A few weeks ago, I was contacted by a journalist who had seen that I’d written a book about Nina Simone and wanted to get some thoughts from me about Simone’s October 1969 live recording of ‘Ain’t Got No / I Got Life’, the one that ended up on the 1970 album Black Gold. I sent some thoughts, which were received warmly and which I assumed would be quoted, at least in part, in the published piece. In the end, none of my words were used, so I’m posting them here. In the absence of any explanation, I’m assuming that the piece took a different direction from the original plan, or that there was some kind of editorial intervention.

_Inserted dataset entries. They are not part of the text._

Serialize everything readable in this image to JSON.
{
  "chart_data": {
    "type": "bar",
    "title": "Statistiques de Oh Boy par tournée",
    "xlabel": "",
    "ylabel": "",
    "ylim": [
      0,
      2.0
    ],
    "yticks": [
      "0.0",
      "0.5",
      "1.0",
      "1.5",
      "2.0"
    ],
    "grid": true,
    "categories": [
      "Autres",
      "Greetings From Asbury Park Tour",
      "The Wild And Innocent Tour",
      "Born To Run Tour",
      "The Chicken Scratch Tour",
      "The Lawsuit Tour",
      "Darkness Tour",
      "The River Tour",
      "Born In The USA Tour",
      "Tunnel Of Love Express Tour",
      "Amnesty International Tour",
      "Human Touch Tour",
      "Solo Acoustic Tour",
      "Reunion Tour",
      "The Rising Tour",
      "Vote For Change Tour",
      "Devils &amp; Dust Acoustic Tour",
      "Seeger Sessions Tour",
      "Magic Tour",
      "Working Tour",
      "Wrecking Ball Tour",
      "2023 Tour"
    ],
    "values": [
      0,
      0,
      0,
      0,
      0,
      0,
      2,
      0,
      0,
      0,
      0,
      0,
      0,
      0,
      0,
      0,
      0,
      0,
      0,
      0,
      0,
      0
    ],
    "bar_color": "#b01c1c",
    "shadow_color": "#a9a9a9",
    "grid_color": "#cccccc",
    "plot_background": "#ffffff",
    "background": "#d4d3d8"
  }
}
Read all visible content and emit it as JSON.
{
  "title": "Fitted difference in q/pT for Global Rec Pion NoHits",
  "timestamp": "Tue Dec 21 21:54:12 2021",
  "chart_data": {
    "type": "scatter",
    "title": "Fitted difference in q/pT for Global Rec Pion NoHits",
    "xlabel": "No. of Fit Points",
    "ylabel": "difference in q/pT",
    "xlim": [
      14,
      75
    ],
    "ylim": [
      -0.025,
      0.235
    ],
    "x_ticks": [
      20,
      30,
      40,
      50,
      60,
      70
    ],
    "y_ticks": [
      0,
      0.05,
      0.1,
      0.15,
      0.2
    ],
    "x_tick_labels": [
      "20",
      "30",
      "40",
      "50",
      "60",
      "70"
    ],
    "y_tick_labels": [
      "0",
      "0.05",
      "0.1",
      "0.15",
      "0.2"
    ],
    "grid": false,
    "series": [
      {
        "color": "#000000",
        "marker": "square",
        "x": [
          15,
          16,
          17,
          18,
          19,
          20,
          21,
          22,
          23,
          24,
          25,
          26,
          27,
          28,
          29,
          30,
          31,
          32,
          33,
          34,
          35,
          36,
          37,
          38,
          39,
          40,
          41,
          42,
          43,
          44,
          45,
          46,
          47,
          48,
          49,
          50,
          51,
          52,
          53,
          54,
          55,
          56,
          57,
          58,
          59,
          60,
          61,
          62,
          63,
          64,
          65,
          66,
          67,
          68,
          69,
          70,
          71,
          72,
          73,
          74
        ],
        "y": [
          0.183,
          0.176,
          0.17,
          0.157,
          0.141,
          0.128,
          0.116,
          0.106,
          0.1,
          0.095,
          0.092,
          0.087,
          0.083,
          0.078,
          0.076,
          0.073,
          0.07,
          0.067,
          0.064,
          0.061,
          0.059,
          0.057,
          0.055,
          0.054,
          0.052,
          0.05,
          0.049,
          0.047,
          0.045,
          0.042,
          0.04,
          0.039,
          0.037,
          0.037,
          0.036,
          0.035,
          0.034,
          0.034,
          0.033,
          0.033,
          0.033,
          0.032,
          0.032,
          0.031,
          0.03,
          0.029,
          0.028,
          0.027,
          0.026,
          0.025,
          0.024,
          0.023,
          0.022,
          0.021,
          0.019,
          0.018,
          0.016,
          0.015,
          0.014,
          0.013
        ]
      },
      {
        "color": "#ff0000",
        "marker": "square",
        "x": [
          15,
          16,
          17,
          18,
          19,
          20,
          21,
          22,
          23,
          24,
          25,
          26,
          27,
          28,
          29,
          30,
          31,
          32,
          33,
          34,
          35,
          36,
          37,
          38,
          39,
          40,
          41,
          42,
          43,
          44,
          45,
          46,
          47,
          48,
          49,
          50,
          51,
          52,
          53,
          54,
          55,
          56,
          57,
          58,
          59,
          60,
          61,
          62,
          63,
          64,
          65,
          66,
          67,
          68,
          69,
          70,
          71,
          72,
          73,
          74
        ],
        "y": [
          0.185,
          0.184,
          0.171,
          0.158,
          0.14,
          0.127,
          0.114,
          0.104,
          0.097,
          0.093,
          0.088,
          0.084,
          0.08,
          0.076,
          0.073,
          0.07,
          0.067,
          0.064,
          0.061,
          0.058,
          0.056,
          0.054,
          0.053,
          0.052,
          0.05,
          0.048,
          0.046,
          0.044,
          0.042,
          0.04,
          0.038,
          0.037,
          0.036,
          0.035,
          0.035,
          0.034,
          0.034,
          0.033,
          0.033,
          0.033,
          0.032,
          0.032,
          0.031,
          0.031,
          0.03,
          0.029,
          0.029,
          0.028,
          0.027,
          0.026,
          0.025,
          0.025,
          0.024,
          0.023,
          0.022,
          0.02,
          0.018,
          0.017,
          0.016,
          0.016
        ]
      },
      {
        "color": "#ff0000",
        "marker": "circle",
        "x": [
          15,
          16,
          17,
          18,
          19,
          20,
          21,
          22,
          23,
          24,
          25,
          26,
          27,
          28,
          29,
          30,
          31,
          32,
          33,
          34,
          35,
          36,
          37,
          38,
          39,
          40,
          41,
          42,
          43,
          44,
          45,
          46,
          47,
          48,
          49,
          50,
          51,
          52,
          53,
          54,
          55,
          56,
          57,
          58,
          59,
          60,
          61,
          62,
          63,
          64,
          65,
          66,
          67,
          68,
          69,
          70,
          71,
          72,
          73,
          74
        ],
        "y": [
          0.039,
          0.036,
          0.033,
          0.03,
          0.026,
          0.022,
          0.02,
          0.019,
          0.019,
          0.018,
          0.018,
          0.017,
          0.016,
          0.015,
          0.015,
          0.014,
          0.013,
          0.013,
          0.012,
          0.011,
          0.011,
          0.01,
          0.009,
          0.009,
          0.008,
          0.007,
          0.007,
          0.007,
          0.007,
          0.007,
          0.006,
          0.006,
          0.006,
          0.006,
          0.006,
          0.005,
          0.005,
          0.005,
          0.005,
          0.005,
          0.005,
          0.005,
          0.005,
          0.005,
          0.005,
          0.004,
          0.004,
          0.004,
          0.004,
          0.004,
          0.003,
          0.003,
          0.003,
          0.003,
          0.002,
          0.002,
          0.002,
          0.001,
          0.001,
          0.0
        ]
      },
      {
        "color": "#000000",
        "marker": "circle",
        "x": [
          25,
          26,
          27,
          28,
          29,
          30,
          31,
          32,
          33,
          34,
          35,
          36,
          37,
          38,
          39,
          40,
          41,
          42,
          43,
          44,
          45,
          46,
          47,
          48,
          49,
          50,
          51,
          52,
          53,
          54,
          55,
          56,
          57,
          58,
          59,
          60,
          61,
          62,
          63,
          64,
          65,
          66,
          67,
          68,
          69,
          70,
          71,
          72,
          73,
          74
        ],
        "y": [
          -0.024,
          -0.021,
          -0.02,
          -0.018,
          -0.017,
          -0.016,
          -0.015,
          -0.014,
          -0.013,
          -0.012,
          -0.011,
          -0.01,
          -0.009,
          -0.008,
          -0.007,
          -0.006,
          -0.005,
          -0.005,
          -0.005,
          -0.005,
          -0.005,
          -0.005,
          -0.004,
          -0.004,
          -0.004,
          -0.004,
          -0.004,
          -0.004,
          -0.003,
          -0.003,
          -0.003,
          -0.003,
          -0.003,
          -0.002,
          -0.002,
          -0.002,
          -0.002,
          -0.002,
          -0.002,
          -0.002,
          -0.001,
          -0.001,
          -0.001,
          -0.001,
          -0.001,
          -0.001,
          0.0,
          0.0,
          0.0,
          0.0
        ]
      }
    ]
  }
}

Not wishing to waste the effort, I’ve pasted what I wrote below, along with a playlist.
For me, ‘Ain’t Got No / I Got Life’ is about ownership and possession in two senses: the assertion of bodily presence and identity in the lyrics and Simone’s performance of other people’s material. The first type of ownership is laid out explicitly in the lyrics of the song through the first section detailing what the singer hasn’t got and the second section confidently and hopefully asserting what she has. That Simone conflates what were two songs in the musical Hair into essentially one song is evidence of the second type of ownership: she makes this combination hers. In doing so, she connects the ‘got no / I got’ lyrics to a long tradition of black American vernacular song, a lineage that can be traced back to the classic blues queens of the 1920s (especially Bessie Smith, one of Simone’s great influences) and forward to the body-conscious identity-affirming music of contemporary artists such as Solange Knowles.

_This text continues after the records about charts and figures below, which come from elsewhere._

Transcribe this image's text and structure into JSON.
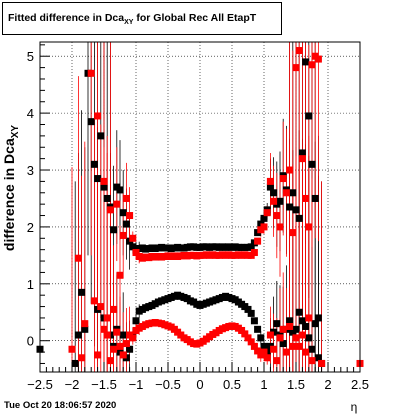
{
  "chart_data": {
    "type": "scatter",
    "title": "Fitted difference in Dca_XY for Global Rec All EtapT",
    "title_main": "Fitted difference in Dca",
    "title_sub": "XY",
    "title_tail": " for Global Rec All EtapT",
    "xlabel": "η",
    "ylabel": "difference in Dca",
    "ylabel_sub": "XY",
    "xlim": [
      -2.5,
      2.5
    ],
    "ylim": [
      -0.55,
      5.25
    ],
    "x_ticks": [
      -2.5,
      -2,
      -1.5,
      -1,
      -0.5,
      0,
      0.5,
      1,
      1.5,
      2,
      2.5
    ],
    "x_tick_labels": [
      "−2.5",
      "−2",
      "−1.5",
      "−1",
      "−0.5",
      "0",
      "0.5",
      "1",
      "1.5",
      "2",
      "2.5"
    ],
    "y_ticks": [
      0,
      1,
      2,
      3,
      4,
      5
    ],
    "y_tick_labels": [
      "0",
      "1",
      "2",
      "3",
      "4",
      "5"
    ],
    "grid": true,
    "series": [
      {
        "color": "#000000",
        "marker": "square",
        "points": [
          [
            -1.95,
            -0.4
          ],
          [
            -1.85,
            0.85
          ],
          [
            -1.8,
            0.2
          ],
          [
            -1.75,
            4.7
          ],
          [
            -1.7,
            3.85
          ],
          [
            -1.65,
            3.1
          ],
          [
            -1.6,
            2.85
          ],
          [
            -1.55,
            3.6
          ],
          [
            -1.5,
            2.7
          ],
          [
            -1.45,
            2.5
          ],
          [
            -1.4,
            2.35
          ],
          [
            -1.35,
            1.95
          ],
          [
            -1.3,
            2.7
          ],
          [
            -1.25,
            2.65
          ],
          [
            -1.2,
            2.25
          ],
          [
            -1.15,
            2.05
          ],
          [
            -1.1,
            1.75
          ],
          [
            -1.05,
            1.65
          ],
          [
            -1.0,
            1.62
          ],
          [
            -0.95,
            1.62
          ],
          [
            -0.9,
            1.63
          ],
          [
            -0.85,
            1.61
          ],
          [
            -0.8,
            1.62
          ],
          [
            -0.75,
            1.63
          ],
          [
            -0.7,
            1.62
          ],
          [
            -0.65,
            1.63
          ],
          [
            -0.6,
            1.64
          ],
          [
            -0.55,
            1.63
          ],
          [
            -0.5,
            1.63
          ],
          [
            -0.45,
            1.62
          ],
          [
            -0.4,
            1.63
          ],
          [
            -0.35,
            1.64
          ],
          [
            -0.3,
            1.63
          ],
          [
            -0.25,
            1.63
          ],
          [
            -0.2,
            1.64
          ],
          [
            -0.15,
            1.65
          ],
          [
            -0.1,
            1.65
          ],
          [
            -0.05,
            1.64
          ],
          [
            0.0,
            1.64
          ],
          [
            0.05,
            1.65
          ],
          [
            0.1,
            1.65
          ],
          [
            0.15,
            1.64
          ],
          [
            0.2,
            1.65
          ],
          [
            0.25,
            1.65
          ],
          [
            0.3,
            1.64
          ],
          [
            0.35,
            1.65
          ],
          [
            0.4,
            1.64
          ],
          [
            0.45,
            1.65
          ],
          [
            0.5,
            1.64
          ],
          [
            0.55,
            1.65
          ],
          [
            0.6,
            1.64
          ],
          [
            0.65,
            1.64
          ],
          [
            0.7,
            1.64
          ],
          [
            0.75,
            1.64
          ],
          [
            0.8,
            1.65
          ],
          [
            0.85,
            1.72
          ],
          [
            0.9,
            1.9
          ],
          [
            0.95,
            2.05
          ],
          [
            1.0,
            2.15
          ],
          [
            1.05,
            2.3
          ],
          [
            1.1,
            2.7
          ],
          [
            1.15,
            2.6
          ],
          [
            1.2,
            2.4
          ],
          [
            1.25,
            2.45
          ],
          [
            1.3,
            2.9
          ],
          [
            1.35,
            2.65
          ],
          [
            1.4,
            2.35
          ],
          [
            1.45,
            2.6
          ],
          [
            1.5,
            2.3
          ],
          [
            1.55,
            2.15
          ],
          [
            1.6,
            3.3
          ],
          [
            1.65,
            4.9
          ],
          [
            1.7,
            3.95
          ],
          [
            1.75,
            3.1
          ],
          [
            1.8,
            2.5
          ],
          [
            1.85,
            0.4
          ],
          [
            1.9,
            -0.4
          ],
          [
            -2.5,
            -0.15
          ],
          [
            -1.9,
            0.1
          ],
          [
            -1.6,
            0.55
          ],
          [
            -1.5,
            0.4
          ],
          [
            -1.4,
            0.1
          ],
          [
            -1.35,
            -0.1
          ],
          [
            -1.3,
            0.2
          ],
          [
            -1.25,
            -0.2
          ],
          [
            -1.2,
            0.1
          ],
          [
            -1.15,
            -0.3
          ],
          [
            -1.1,
            -0.15
          ],
          [
            -1.05,
            0.1
          ],
          [
            -1.0,
            0.35
          ],
          [
            -0.95,
            0.52
          ],
          [
            -0.9,
            0.55
          ],
          [
            -0.85,
            0.58
          ],
          [
            -0.8,
            0.6
          ],
          [
            -0.75,
            0.62
          ],
          [
            -0.7,
            0.65
          ],
          [
            -0.65,
            0.68
          ],
          [
            -0.6,
            0.7
          ],
          [
            -0.55,
            0.72
          ],
          [
            -0.5,
            0.74
          ],
          [
            -0.45,
            0.76
          ],
          [
            -0.4,
            0.78
          ],
          [
            -0.35,
            0.8
          ],
          [
            -0.3,
            0.78
          ],
          [
            -0.25,
            0.76
          ],
          [
            -0.2,
            0.74
          ],
          [
            -0.15,
            0.7
          ],
          [
            -0.1,
            0.68
          ],
          [
            -0.05,
            0.64
          ],
          [
            0.0,
            0.62
          ],
          [
            0.05,
            0.64
          ],
          [
            0.1,
            0.66
          ],
          [
            0.15,
            0.68
          ],
          [
            0.2,
            0.7
          ],
          [
            0.25,
            0.72
          ],
          [
            0.3,
            0.74
          ],
          [
            0.35,
            0.76
          ],
          [
            0.4,
            0.78
          ],
          [
            0.45,
            0.76
          ],
          [
            0.5,
            0.74
          ],
          [
            0.55,
            0.72
          ],
          [
            0.6,
            0.68
          ],
          [
            0.65,
            0.64
          ],
          [
            0.7,
            0.6
          ],
          [
            0.75,
            0.55
          ],
          [
            0.8,
            0.48
          ],
          [
            0.85,
            0.35
          ],
          [
            0.9,
            0.2
          ],
          [
            0.95,
            0.05
          ],
          [
            1.0,
            -0.1
          ],
          [
            1.05,
            -0.2
          ],
          [
            1.1,
            -0.1
          ],
          [
            1.15,
            0.15
          ],
          [
            1.2,
            0.3
          ],
          [
            1.25,
            0.1
          ],
          [
            1.3,
            -0.05
          ],
          [
            1.35,
            0.2
          ],
          [
            1.4,
            0.35
          ],
          [
            1.45,
            0.15
          ],
          [
            1.5,
            0.2
          ],
          [
            1.55,
            0.5
          ],
          [
            1.6,
            0.35
          ],
          [
            1.65,
            0.25
          ],
          [
            1.7,
            0.05
          ],
          [
            1.75,
            -0.15
          ],
          [
            1.8,
            0.3
          ],
          [
            1.85,
            -0.3
          ]
        ]
      },
      {
        "color": "#ff0000",
        "marker": "square",
        "points": [
          [
            -2.0,
            -0.15
          ],
          [
            -1.9,
            1.45
          ],
          [
            -1.8,
            0.3
          ],
          [
            -1.7,
            4.7
          ],
          [
            -1.65,
            0.7
          ],
          [
            -1.6,
            3.95
          ],
          [
            -1.55,
            0.6
          ],
          [
            -1.5,
            2.8
          ],
          [
            -1.45,
            0.1
          ],
          [
            -1.4,
            2.3
          ],
          [
            -1.35,
            0.55
          ],
          [
            -1.3,
            2.4
          ],
          [
            -1.25,
            1.15
          ],
          [
            -1.2,
            1.85
          ],
          [
            -1.15,
            2.5
          ],
          [
            -1.1,
            2.2
          ],
          [
            -1.05,
            1.8
          ],
          [
            -1.0,
            1.55
          ],
          [
            -0.95,
            1.48
          ],
          [
            -0.9,
            1.45
          ],
          [
            -0.85,
            1.47
          ],
          [
            -0.8,
            1.46
          ],
          [
            -0.75,
            1.48
          ],
          [
            -0.7,
            1.47
          ],
          [
            -0.65,
            1.48
          ],
          [
            -0.6,
            1.47
          ],
          [
            -0.55,
            1.48
          ],
          [
            -0.5,
            1.49
          ],
          [
            -0.45,
            1.48
          ],
          [
            -0.4,
            1.49
          ],
          [
            -0.35,
            1.48
          ],
          [
            -0.3,
            1.49
          ],
          [
            -0.25,
            1.5
          ],
          [
            -0.2,
            1.49
          ],
          [
            -0.15,
            1.5
          ],
          [
            -0.1,
            1.5
          ],
          [
            -0.05,
            1.49
          ],
          [
            0.0,
            1.5
          ],
          [
            0.05,
            1.5
          ],
          [
            0.1,
            1.51
          ],
          [
            0.15,
            1.5
          ],
          [
            0.2,
            1.51
          ],
          [
            0.25,
            1.5
          ],
          [
            0.3,
            1.5
          ],
          [
            0.35,
            1.51
          ],
          [
            0.4,
            1.5
          ],
          [
            0.45,
            1.51
          ],
          [
            0.5,
            1.5
          ],
          [
            0.55,
            1.5
          ],
          [
            0.6,
            1.51
          ],
          [
            0.65,
            1.5
          ],
          [
            0.7,
            1.51
          ],
          [
            0.75,
            1.5
          ],
          [
            0.8,
            1.5
          ],
          [
            0.85,
            1.55
          ],
          [
            0.9,
            1.75
          ],
          [
            0.95,
            1.95
          ],
          [
            1.0,
            2.0
          ],
          [
            1.05,
            2.25
          ],
          [
            1.1,
            2.8
          ],
          [
            1.15,
            2.45
          ],
          [
            1.2,
            2.2
          ],
          [
            1.25,
            2.0
          ],
          [
            1.3,
            2.85
          ],
          [
            1.35,
            2.6
          ],
          [
            1.4,
            3.0
          ],
          [
            1.45,
            1.9
          ],
          [
            1.5,
            4.8
          ],
          [
            1.55,
            5.1
          ],
          [
            1.6,
            3.2
          ],
          [
            1.65,
            2.5
          ],
          [
            1.7,
            2.0
          ],
          [
            1.75,
            4.85
          ],
          [
            1.8,
            5.0
          ],
          [
            1.85,
            4.95
          ],
          [
            1.9,
            -0.4
          ],
          [
            2.5,
            -0.4
          ],
          [
            -1.85,
            -0.3
          ],
          [
            -1.6,
            -0.25
          ],
          [
            -1.5,
            0.2
          ],
          [
            -1.45,
            0.4
          ],
          [
            -1.4,
            -0.35
          ],
          [
            -1.35,
            -0.15
          ],
          [
            -1.3,
            0.15
          ],
          [
            -1.25,
            -0.1
          ],
          [
            -1.2,
            -0.25
          ],
          [
            -1.15,
            -0.05
          ],
          [
            -1.1,
            0.1
          ],
          [
            -1.05,
            0.05
          ],
          [
            -1.0,
            0.18
          ],
          [
            -0.95,
            0.22
          ],
          [
            -0.9,
            0.25
          ],
          [
            -0.85,
            0.28
          ],
          [
            -0.8,
            0.3
          ],
          [
            -0.75,
            0.31
          ],
          [
            -0.7,
            0.32
          ],
          [
            -0.65,
            0.31
          ],
          [
            -0.6,
            0.3
          ],
          [
            -0.55,
            0.28
          ],
          [
            -0.5,
            0.26
          ],
          [
            -0.45,
            0.24
          ],
          [
            -0.4,
            0.2
          ],
          [
            -0.35,
            0.15
          ],
          [
            -0.3,
            0.1
          ],
          [
            -0.25,
            0.05
          ],
          [
            -0.2,
            0.02
          ],
          [
            -0.15,
            -0.02
          ],
          [
            -0.1,
            -0.05
          ],
          [
            -0.05,
            -0.06
          ],
          [
            0.0,
            -0.04
          ],
          [
            0.05,
            -0.01
          ],
          [
            0.1,
            0.03
          ],
          [
            0.15,
            0.07
          ],
          [
            0.2,
            0.11
          ],
          [
            0.25,
            0.14
          ],
          [
            0.3,
            0.18
          ],
          [
            0.35,
            0.21
          ],
          [
            0.4,
            0.23
          ],
          [
            0.45,
            0.25
          ],
          [
            0.5,
            0.26
          ],
          [
            0.55,
            0.25
          ],
          [
            0.6,
            0.22
          ],
          [
            0.65,
            0.18
          ],
          [
            0.7,
            0.12
          ],
          [
            0.75,
            0.05
          ],
          [
            0.8,
            -0.02
          ],
          [
            0.85,
            -0.1
          ],
          [
            0.9,
            -0.18
          ],
          [
            0.95,
            -0.25
          ],
          [
            1.0,
            -0.2
          ],
          [
            1.05,
            -0.3
          ],
          [
            1.1,
            0.1
          ],
          [
            1.15,
            -0.15
          ],
          [
            1.2,
            -0.35
          ],
          [
            1.25,
            0.05
          ],
          [
            1.3,
            0.2
          ],
          [
            1.35,
            -0.2
          ],
          [
            1.4,
            0.25
          ],
          [
            1.45,
            -0.1
          ],
          [
            1.5,
            0.05
          ],
          [
            1.55,
            -0.1
          ],
          [
            1.6,
            0.1
          ],
          [
            1.65,
            -0.2
          ],
          [
            1.7,
            0.4
          ],
          [
            1.75,
            -0.35
          ]
        ]
      }
    ],
    "footer_timestamp": "Tue Oct 20 18:06:57 2020"
  }
}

Bessie Smith, ‘St Louis Blues’ (1929)
Solange, ‘Don’t Touch My Hair’ (2016)
This story can be traced back further, of course, to spirituals and songs of slavery (songs about bodies whose ownership was in contest), but I generally hear Simone’s more physical songs (‘Be My Husband’, ‘Chauffeur’, ‘I Want a Little Sugar in My Bowl’, ‘Four Women’, ‘Backlash Blues’) as being part of a twentieth century tradition inaugurated by Bessie Smith and her contemporaries. Simone would complement the self-objectifying, explicitly physical lyrics of Smith and others with a performance style that emphasised physicality, often jumping up from the piano to dance, sway, clap, click fingers and shout. She would talk about how people in the black churches she attended as a child would get ‘possessed’ and ‘transported’ and this dynamic of being alternately in charge of and out of control of one’s body is manifested throughout Simone’s performing career. In capturing that essential dynamic in her captivating performance of a song written and performed by other people in another cultural context, Simone made ‘Ain’t Got No / I Got Life’ an assertion of her philosophy of life and music.